Das wäre eine Gelegenheit, wenn nicht jetzt, wann dann. Ich reserviere ein Zimmer im 3 Sterne Hotel Val Parola in Armentarola und befinde mich mit meinem Colnago Classico (Bereifung: Schwalbe Ultremo) am Sonntag (06.07.) um 9:00 Uhr auf der Auffahrt zum Compolongo. Ich fahre die Sella Ronda zusammen mit ca. 12.500 Rennradfahrern und Mountain Bikern, (vom Veranstalter geschätzt). Es ist großartig, ich blicke in unzählige glückliche Radfahrergesichter und in eine phantastische Gebirgslandschaft, an die ich so großartige Erinnerungen über bald 5 Jahrzehnte habe.

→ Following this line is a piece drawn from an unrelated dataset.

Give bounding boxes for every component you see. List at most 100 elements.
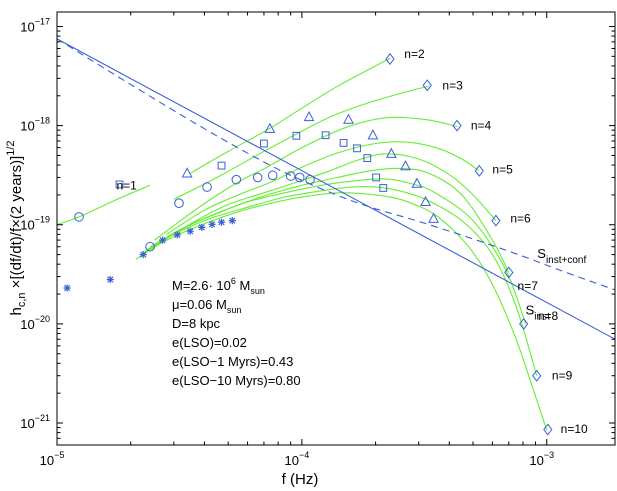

Zurück in La Villa fängt es an zu regnen, aber das stört mich nicht mehr, ich habe die Sella Ronda zum vierten oder fünften mal in meinen Leben gemacht, 2 oder 3 mal mit Abfahrtsski und Lift und 2 mal mit dem Rennrad, bergauf mit eigener Kraft.
Warum habe ich diesen kleinen Aufsatz publiziert? Er soll eine Anregung sein zur Freude am Landschaftserlebnissport!